Sunday, January 04, 2009

Lesson plans, week of 1/5/2009

Kid's Judo:
  • newaza randori starting seated back-to-back
  • standing randori
  • bridge&roll escape from munegatame
  • uphill escape from kesagatame
Adult Judo:
  • bumping a stuck deashibarai
  • tsubamegaeshi
  • reviewing the escapes from mune and kesa then playing them in lo-resistance flow
  • standing randori
  • how to relax and release
  • aigamaeate, hikitaoshi, kotegaeshi, maeotoshi
  • coolness from ichikata
On the blog:


  1. the move that is assumed in karate kata

    This intrigues me. I'm looking forward to the post.

  2. Ha! Glad that teaser served its purpose. Now I just hope I don't disappoint. I don't think I will. That post should be coming up early in the week.

  3. Looking at your lesson plan (newaza starting back to back) - it reminded me of an aspect of Judo newaza I have always found odd... We often start on our knees or back to back, but... when do we encounter situations like that, really? (I am coming up with some amusing self-defense scenarios that involve me suddenly attacking a person I was just using as lumbar support, but I digress). That is a nice thing about BJJ or wrestling... BJJ guys usually start in the guard, and wrestlers start on all fours... Common ways that throws end. I think we could take a lesson there and abandon our kneeling and back to back starts, and start instead from other starting positions, including the ones mentioned above as well as others (including starting out from a pin). Whaddya think?

  4. Great point, Chad. You know, honestly that is one of thiose things that I've just always done just because that's how it's done.

    we typically start randori kneeling facing the partner or maybe seated facing the partner. Sometimes if we're brave or want to practice working our way out of the ditch we'll start on our backs having allowed the partner to cinch a side position.
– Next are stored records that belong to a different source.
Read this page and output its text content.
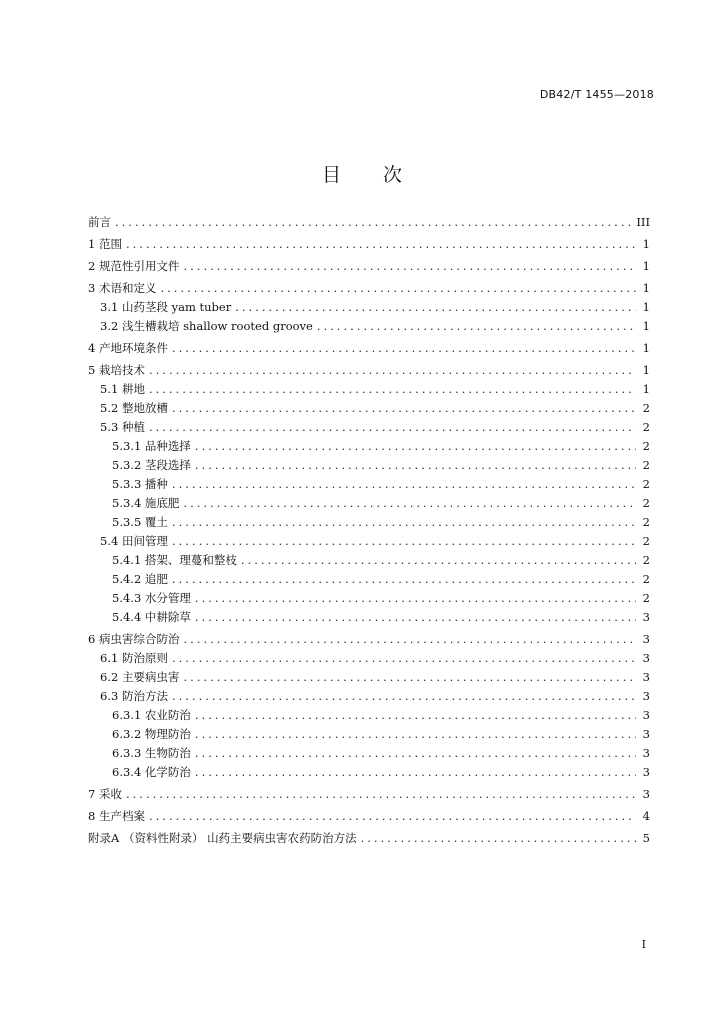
DB42/T 1455—2018
目次
前言 .....	III
1 范围 .....	1
2 规范性引用文件 .....	1
3 术语和定义 .....	1
3.1 山药茎段 yam tuber .....	1
3.2 浅生槽栽培 shallow rooted groove .....	1
4 产地环境条件 .....	1
5 栽培技术 .....	1
5.1 耕地 .....	1
5.2 整地放槽 .....	2
5.3 种植 .....	2
5.3.1 品种选择 .....	2
5.3.2 茎段选择 .....	2
5.3.3 播种 .....	2
5.3.4 施底肥 .....	2
5.3.5 覆土 .....	2
5.4 田间管理 .....	2
5.4.1 搭架、理蔓和整枝 .....	2
5.4.2 追肥 .....	2
5.4.3 水分管理 .....	2
5.4.4 中耕除草 .....	3
6 病虫害综合防治 .....	3
6.1 防治原则 .....	3
6.2 主要病虫害 .....	3
6.3 防治方法 .....	3
6.3.1 农业防治 .....	3
6.3.2 物理防治 .....	3
6.3.3 生物防治 .....	3
6.3.4 化学防治 .....	3
7 采收 .....	3
8 生产档案 .....	4
附录A （资料性附录） 山药主要病虫害农药防治方法 .....	5
I
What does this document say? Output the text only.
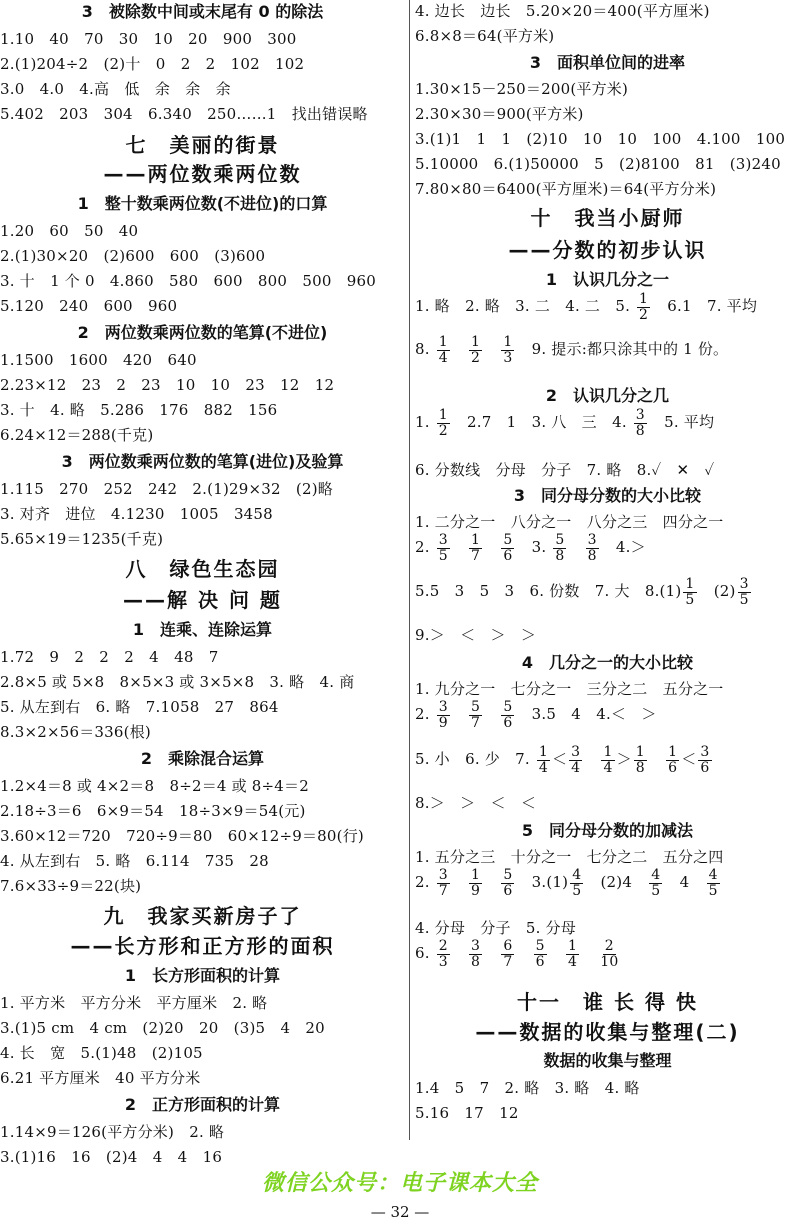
3　被除数中间或末尾有 0 的除法
1.10　40　70　30　10　20　900　300
2.(1)204÷2　(2)十　0　2　2　102　102
3.0　4.0　4.高　低　余　余　余
5.402　203　304　6.340　250……1　找出错误略
七　美丽的街景
——两位数乘两位数
1　整十数乘两位数(不进位)的口算
1.20　60　50　40
2.(1)30×20　(2)600　600　(3)600
3. 十　1 个 0　4.860　580　600　800　500　960
5.120　240　600　960
2　两位数乘两位数的笔算(不进位)
1.1500　1600　420　640
2.23×12　23　2　23　10　10　23　12　12
3. 十　4. 略　5.286　176　882　156
6.24×12＝288(千克)
3　两位数乘两位数的笔算(进位)及验算
1.115　270　252　242　2.(1)29×32　(2)略
3. 对齐　进位　4.1230　1005　3458
5.65×19＝1235(千克)
八　绿色生态园
——解 决 问 题
1　连乘、连除运算
1.72　9　2　2　2　4　48　7
2.8×5 或 5×8　8×5×3 或 3×5×8　3. 略　4. 商
5. 从左到右　6. 略　7.1058　27　864
8.3×2×56＝336(根)
2　乘除混合运算
1.2×4＝8 或 4×2＝8　8÷2＝4 或 8÷4＝2
2.18÷3＝6　6×9＝54　18÷3×9＝54(元)
3.60×12＝720　720÷9＝80　60×12÷9＝80(行)
4. 从左到右　5. 略　6.114　735　28
7.6×33÷9＝22(块)
九　我家买新房子了
——长方形和正方形的面积
1　长方形面积的计算
1. 平方米　平方分米　平方厘米　2. 略
3.(1)5 cm　4 cm　(2)20　20　(3)5　4　20
4. 长　宽　5.(1)48　(2)105
6.21 平方厘米　40 平方分米
2　正方形面积的计算
1.14×9＝126(平方分米)　2. 略
3.(1)16　16　(2)4　4　4　16
4. 边长　边长　5.20×20＝400(平方厘米)
6.8×8＝64(平方米)
3　面积单位间的进率
1.30×15－250＝200(平方米)
2.30×30＝900(平方米)
3.(1)1　1　1　(2)10　10　10　100　4.100　100
5.10000　6.(1)50000　5　(2)8100　81　(3)240
7.80×80＝6400(平方厘米)＝64(平方分米)
十　我当小厨师
——分数的初步认识
1　认识几分之一
1. 略　2. 略　3. 二　4. 二　5. $\frac{1}{2}$ 　6.1　7. 平均
8. $\frac{1}{4}$
　 $\frac{1}{2}$
　 $\frac{1}{3}$ 　9. 提示:都只涂其中的 1 份。
2　认识几分之几
1. $\frac{1}{2}$ 　2.7　1　3. 八　三　4. $\frac{3}{8}$ 　5. 平均
6. 分数线　分母　分子　7. 略　8.✓　✕　✓
3　同分母分数的大小比较
1. 二分之一　八分之一　八分之三　四分之一
2. $\frac{3}{5}$
　 $\frac{1}{7}$
　 $\frac{5}{6}$ 　3. $\frac{5}{8}$
　 $\frac{3}{8}$ 　4.＞
5.5　3　5　3　6. 份数　7. 大　$8.(1) \frac{1}{5}$ 　$(2) \frac{3}{5}$
9.＞　＜　＞　＞
4　几分之一的大小比较
1. 九分之一　七分之一　三分之二　五分之一
2. $\frac{3}{9}$
　 $\frac{5}{7}$
　 $\frac{5}{6}$ 　3.5　4　4.＜　＞
5. 小　6. 少　7. $\frac{1}{4} < \frac{3}{4}$
　 $\frac{1}{4} > \frac{1}{8}$
　 $\frac{1}{6} < \frac{3}{6}$
8.＞　＞　＜　＜
5　同分母分数的加减法
1. 五分之三　十分之一　七分之二　五分之四
2. $\frac{3}{7}$
　 $\frac{1}{9}$
　 $\frac{5}{6}$ 　$3.(1) \frac{4}{5}$ 　(2)4　 $\frac{4}{5}$ 　4　 $\frac{4}{5}$
4. 分母　分子　5. 分母
6. $\frac{2}{3}$
　 $\frac{3}{8}$
　 $\frac{6}{7}$
　 $\frac{5}{6}$
　 $\frac{1}{4}$
　 $\frac{2}{10}$
十一　谁 长 得 快
——数据的收集与整理(二)
数据的收集与整理
1.4　5　7　2. 略　3. 略　4. 略
5.16　17　12
微信公众号：电子课本大全
— 32 —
    But seated back-to-back is just one of those don'tknow why but if I had to venture a guess as to the only possible benefit to starting this way - it is really the only truely neutral position. in any of the other starting positions it is very hard to keep the superior player from perhaps even unconsciously setting the engagement to their advantage. Starting seated back to back noone has the advaantage and noone really can have the advantage.

    Of course, that's all out the window as soon as the match starts because most experienced players, on hearing hajime, will disengage as they turn to face so that they really start the engagement kneeling facing.

    In our kids' class we do a lot of crawling man, which is essentially randori with one partner starting in a turtle position. this is sort of like the wrestler's 'referree's position'

  5. I say let them have an advantage... Just make sure that each person gets the chance to have the same advantage... In addition to training more realistic situations, you also get the advantage of the better guy having to practice digging out of a hole, which they don't always get to do from neutral positions. This helps train them from when they are no longer the big fish. And it gives the smaller fish the opportunity to practice what happens if they find themselves in a good situation... The more I type, the less I like neutral... Now I want to convince everyone else. =:>

  6. Yeah, neutral is a sporting idea - i never said it was a really good martial concept.

    I don't figure starting back to back does a lot of daamage or makes much difference. Do it or don't. It's just one of several starting positions that we alternate mostly for interest value.